Unemployment Rate Drops, But Numbers Don’t Tell the Whole Story
Unemployment drop looks like good news, but read between the lines, writes Zachary Karabell.
Today’s monthly jobs report from the federal government is undoubtedly good news for the White House, the Obama administration and for the Democrats in general this election year. It may also good news for American financial markets, which have for now reversed last year’s late trend and are clinging to whatever good news they can. But whether the report represents good news for tens of millions struggling workers is more open to question.
The headline is what matters in politics and in media, and it was one of the stronger ones in the past three years. Two hundred thousand more jobs added, the unemployment rate down to 8.5 percent—and that with government shedding almost 300,000 jobs over the year. Joblessness remains persistent and chronically high for African-Americans (15.8 percent) and Hispanics (11 percent), though increasing for the latter and stagnant for the former. In all other categories, the situation is improving.
Or so it seems statistically. In fact, what has crystallized over the past year is a bifurcated job picture in the United States that defies the political and media desire for one simple, neat picture. First, each monthly jobs snapshot is a statistical picture of a large country with 300 million people and at least 140 million workers. No one individually counts jobs, and definitions are sometimes questionable. As many have noted, being so discouraged that you have ceased looking for a job doesn’t make you any less unemployed, but it statistically makes you invisible. The Bureau of Labor Statistics just eliminates you as a worker. There are defensible reasons—for example, how are they to know who is discouraged versus living contently on their parents’ largesse or years of savings? Still, it points to the larger fact that these numbers are constructs and often loose ones.
More vitally, there is no one employment reality in the United States. It is neither true to say that Americans are struggling with joblessness or that they are not. It is only true to say that there are multiple realities depending on who you are, what your level of education is, where you live, what your skills are, and yes, what your own personal aptitude and abilities are relative to what jobs exist or can be created.

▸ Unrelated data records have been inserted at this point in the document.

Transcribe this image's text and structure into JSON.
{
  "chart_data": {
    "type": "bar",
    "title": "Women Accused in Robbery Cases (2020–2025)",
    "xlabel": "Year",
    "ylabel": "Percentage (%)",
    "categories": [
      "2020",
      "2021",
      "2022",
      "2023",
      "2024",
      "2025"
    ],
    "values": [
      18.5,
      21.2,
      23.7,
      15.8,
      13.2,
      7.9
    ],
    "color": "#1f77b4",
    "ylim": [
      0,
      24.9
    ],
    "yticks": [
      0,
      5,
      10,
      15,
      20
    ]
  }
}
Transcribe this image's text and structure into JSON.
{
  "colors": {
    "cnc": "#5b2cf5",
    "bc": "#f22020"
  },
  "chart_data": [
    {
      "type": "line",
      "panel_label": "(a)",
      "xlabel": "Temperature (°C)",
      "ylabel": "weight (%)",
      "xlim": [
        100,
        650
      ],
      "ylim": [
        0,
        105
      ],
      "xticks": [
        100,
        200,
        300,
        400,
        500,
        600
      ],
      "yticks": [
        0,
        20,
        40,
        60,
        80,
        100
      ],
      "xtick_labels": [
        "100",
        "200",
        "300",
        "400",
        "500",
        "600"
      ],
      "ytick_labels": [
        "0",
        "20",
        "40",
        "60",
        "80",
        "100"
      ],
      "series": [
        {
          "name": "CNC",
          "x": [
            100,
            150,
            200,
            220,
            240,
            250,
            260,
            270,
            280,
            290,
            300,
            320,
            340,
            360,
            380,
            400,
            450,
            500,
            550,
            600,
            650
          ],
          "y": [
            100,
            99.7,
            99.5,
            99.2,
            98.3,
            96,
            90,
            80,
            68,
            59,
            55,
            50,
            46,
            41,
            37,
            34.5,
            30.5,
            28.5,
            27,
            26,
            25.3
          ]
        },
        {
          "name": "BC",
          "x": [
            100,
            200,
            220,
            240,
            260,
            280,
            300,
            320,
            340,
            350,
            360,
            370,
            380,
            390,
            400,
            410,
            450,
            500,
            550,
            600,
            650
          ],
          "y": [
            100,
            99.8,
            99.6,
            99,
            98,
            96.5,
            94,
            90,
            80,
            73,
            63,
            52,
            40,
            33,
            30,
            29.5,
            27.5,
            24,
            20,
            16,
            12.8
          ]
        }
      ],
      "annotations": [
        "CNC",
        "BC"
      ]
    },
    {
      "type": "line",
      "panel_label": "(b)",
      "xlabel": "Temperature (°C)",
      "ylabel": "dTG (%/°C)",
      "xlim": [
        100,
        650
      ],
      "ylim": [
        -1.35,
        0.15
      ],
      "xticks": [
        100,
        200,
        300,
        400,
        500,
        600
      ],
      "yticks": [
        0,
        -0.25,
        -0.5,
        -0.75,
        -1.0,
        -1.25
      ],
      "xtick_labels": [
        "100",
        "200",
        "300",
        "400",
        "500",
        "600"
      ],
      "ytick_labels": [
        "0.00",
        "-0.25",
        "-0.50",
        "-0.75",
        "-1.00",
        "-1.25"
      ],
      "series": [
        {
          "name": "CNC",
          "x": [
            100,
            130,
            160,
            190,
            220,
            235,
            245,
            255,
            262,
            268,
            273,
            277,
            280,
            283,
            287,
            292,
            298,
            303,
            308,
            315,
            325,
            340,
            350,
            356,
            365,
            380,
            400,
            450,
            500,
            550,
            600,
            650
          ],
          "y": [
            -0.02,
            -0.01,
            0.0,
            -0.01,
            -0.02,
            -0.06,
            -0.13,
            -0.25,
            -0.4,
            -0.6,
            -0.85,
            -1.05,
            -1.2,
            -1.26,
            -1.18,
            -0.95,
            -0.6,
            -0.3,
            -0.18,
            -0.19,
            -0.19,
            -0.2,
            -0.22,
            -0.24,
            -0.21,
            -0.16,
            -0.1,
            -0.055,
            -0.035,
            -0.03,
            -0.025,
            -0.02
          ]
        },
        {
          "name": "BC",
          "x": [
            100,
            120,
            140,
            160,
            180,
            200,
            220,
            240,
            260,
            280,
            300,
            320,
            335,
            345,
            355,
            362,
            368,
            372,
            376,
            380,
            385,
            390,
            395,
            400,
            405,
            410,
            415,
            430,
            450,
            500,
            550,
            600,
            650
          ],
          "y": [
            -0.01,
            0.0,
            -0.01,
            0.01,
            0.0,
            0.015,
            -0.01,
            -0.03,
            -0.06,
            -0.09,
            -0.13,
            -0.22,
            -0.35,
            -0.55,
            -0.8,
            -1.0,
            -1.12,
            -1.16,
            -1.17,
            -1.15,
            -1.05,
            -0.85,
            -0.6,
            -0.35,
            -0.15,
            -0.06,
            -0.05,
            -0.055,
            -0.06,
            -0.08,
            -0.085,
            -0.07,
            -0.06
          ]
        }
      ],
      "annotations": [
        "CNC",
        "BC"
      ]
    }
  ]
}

There is and has been a severe crisis of unemployment and underemployment of men, especially minority men and men who have only a high-school degree or less and whose skills tend toward the physical. There is no crisis of employment for those with college degrees or for woman in service industries such as health care. There is a crisis in states such as Michigan and Ohio, which are going through yet another wrenching rust-belt phase of declining need for manufacturing and heavy unionization that maintains wages at levels that are challenging to maintain relative to technology and a less expensive global labor force (that isn’t pro- or anti-union; it is a reality). There is also a crisis in housing bubble states such as Arizona, Nevada, and parts of Florida and California; but no real crisis in energy, natural gas and agriculture states such as North Dakota, Texas, and Nebraska.
It is an American strength to attempt to weave a common story for such a disparate nation, but it does us no good to pretend that “employment” is a simple equation. The United States now has a long-term structural issue of higher unemployment and underemployment than anyone alive can recall, with at least 10 million people continually without jobs and significantly more earning wages insufficient to keep them from hand-to-mouth living. With a maturing economic system saddled with inefficiency and political sclerosis, there is little that government is capable of doing to improve the situation, which makes the employment conundrum that much more intractable.
High chronic unemployment, however, can coexist with a stable and even vibrant economic system. Put another way, many can struggle in a country of 300 million while many, many also thrive. Both realities—and many shades of gray in—can exist simultaneously. And in spite of some brief halcyon moments (the 1950s, the 1990s), there has never been a sustained period in American history where that has not been true. It may be considered a strength to strive for ideals (full employment, 40 acres and a mule …); it is no help to hold up our real world and descend into despair because it falls short of those ideals.
But what can’t so easily continue is the massive gap between the very few thriving immensely—the 1 percent—and the rest in a system that has ceased growing significantly. That gap in a stagnant economy is more harmful than a similar or even greater gap in an expanding economy—or put another way, it’s less of a problem if there are Brazilian and Chinese gazillionaires because the overall pie in those societies is expanding so robustly.
Fortunately, the U.S. economy is much more stable than most currently believe. Unfortunately, it falls short of meeting needs and expectations, and in a competitive world where the poor are getting richer, maintaining living standards in America which itself be a challenge, let alone improving them. The focus on unemployment speaks to that larger concern, but is also a way of not dealing with those larger issues. And in this election year, the attraction of that simple headline number, the beauty of “the unemployment rate” as a thumbs up or thumbs down, is powerful. We’d do ourselves a service by addressing the larger issues and treating the unemployment numbers as just one aspect of them.